Follow-up (page 2)

And as we demonstrated here, if you are in touch with your own criteria and you realize when you want to meet someone elses standards and compromise in some way, or dovetail outcomes in some way, and this person is your spouse or your boss or someone that you do need to have ongoing relationships with, then you simply decide what you are going to do. Life does face you with difficult decisions sometimes, but you just do what you do and, you know, You pays your money and you takes your choice, as they used to say.

The basis for changing shame is submodalities. They are very, very powerful. It changes how you code things. It changes how you access resources and, as you saw here, as soon as she moved that picture over, it made a huge difference. And notice that even though she initially said there was no size difference, when I started talking about that—and that is why I did it just in case—when she changed that, the picture opened up and she already had a changed feeling for it. It was already not as bad, even before mapping across to the new location. So, any questions?

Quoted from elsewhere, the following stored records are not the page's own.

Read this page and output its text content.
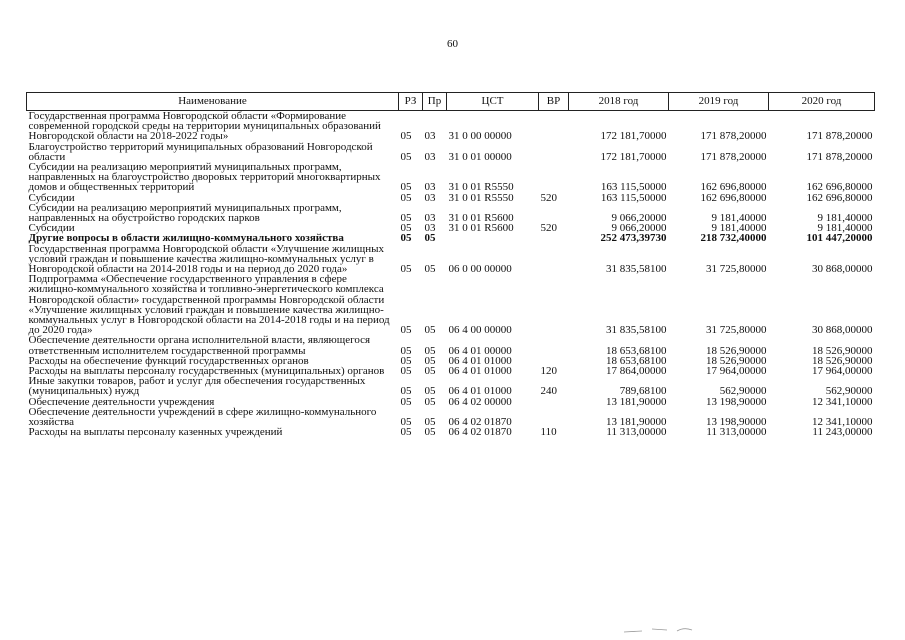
60
Наименование	РЗ	Пр	ЦСТ	ВР	2018 год	2019 год	2020 год
Государственная программа Новгородской области «Формирование современной городской среды на территории муниципальных образований Новгородской области на 2018-2022 годы»	05	03	31 0 00 00000		172 181,70000	171 878,20000	171 878,20000
Благоустройство территорий муниципальных образований Новгородской области	05	03	31 0 01 00000		172 181,70000	171 878,20000	171 878,20000
Субсидии на реализацию мероприятий муниципальных программ, направленных на благоустройство дворовых территорий многоквартирных домов и общественных территорий	05	03	31 0 01 R5550		163 115,50000	162 696,80000	162 696,80000
Субсидии	05	03	31 0 01 R5550	520	163 115,50000	162 696,80000	162 696,80000
Субсидии на реализацию мероприятий муниципальных программ, направленных на обустройство городских парков	05	03	31 0 01 R5600		9 066,20000	9 181,40000	9 181,40000
Субсидии	05	03	31 0 01 R5600	520	9 066,20000	9 181,40000	9 181,40000
Другие вопросы в области жилищно-коммунального хозяйства	05	05			252 473,39730	218 732,40000	101 447,20000
Государственная программа Новгородской области «Улучшение жилищных условий граждан и повышение качества жилищно-коммунальных услуг в Новгородской области на 2014-2018 годы и на период до 2020 года»	05	05	06 0 00 00000		31 835,58100	31 725,80000	30 868,00000
Подпрограмма «Обеспечение государственного управления в сфере жилищно-коммунального хозяйства и топливно-энергетического комплекса Новгородской области» государственной программы Новгородской области «Улучшение жилищных условий граждан и повышение качества жилищно-коммунальных услуг в Новгородской области на 2014-2018 годы и на период до 2020 года»	05	05	06 4 00 00000		31 835,58100	31 725,80000	30 868,00000
Обеспечение деятельности органа исполнительной власти, являющегося ответственным исполнителем государственной программы	05	05	06 4 01 00000		18 653,68100	18 526,90000	18 526,90000
Расходы на обеспечение функций государственных органов	05	05	06 4 01 01000		18 653,68100	18 526,90000	18 526,90000
Расходы на выплаты персоналу государственных (муниципальных) органов	05	05	06 4 01 01000	120	17 864,00000	17 964,00000	17 964,00000
Иные закупки товаров, работ и услуг для обеспечения государственных (муниципальных) нужд	05	05	06 4 01 01000	240	789,68100	562,90000	562,90000
Обеспечение деятельности учреждения	05	05	06 4 02 00000		13 181,90000	13 198,90000	12 341,10000
Обеспечение деятельности учреждений в сфере жилищно-коммунального хозяйства	05	05	06 4 02 01870		13 181,90000	13 198,90000	12 341,10000
Расходы на выплаты персоналу казенных учреждений	05	05	06 4 02 01870	110	11 313,00000	11 313,00000	11 243,00000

Man: What if the person really does believe that they violated their own standards? They look at the situation and still go, Yeah, I really violated my standards.

Steve: My own standards? (Man: Yeah.) Then what do you have? If you violate your own standards, what do you have? (Man: Guilt.) Guilt, right. So thats what happens. Thats why we are going to do guilt, or self-forgiveness next. (Man: Great.) Because sometimes when you do this and then you map across, now you feel guilty. The forgiveness pattern deals with that. Its very parallel and very similar, but it is also different, and to keep things simple, lets just stay with shame now. But that is the next step.

Very often people just say, Well, you know, those standards are not ones I want to meet, they are other peoples standards. Or if I want to meet them, then I just figure out what I want to do. And sometimes, you can fluff it and just say, Well, you know, you and I have different standards; can we still remain friends? Theres a wide range of possible responses in there.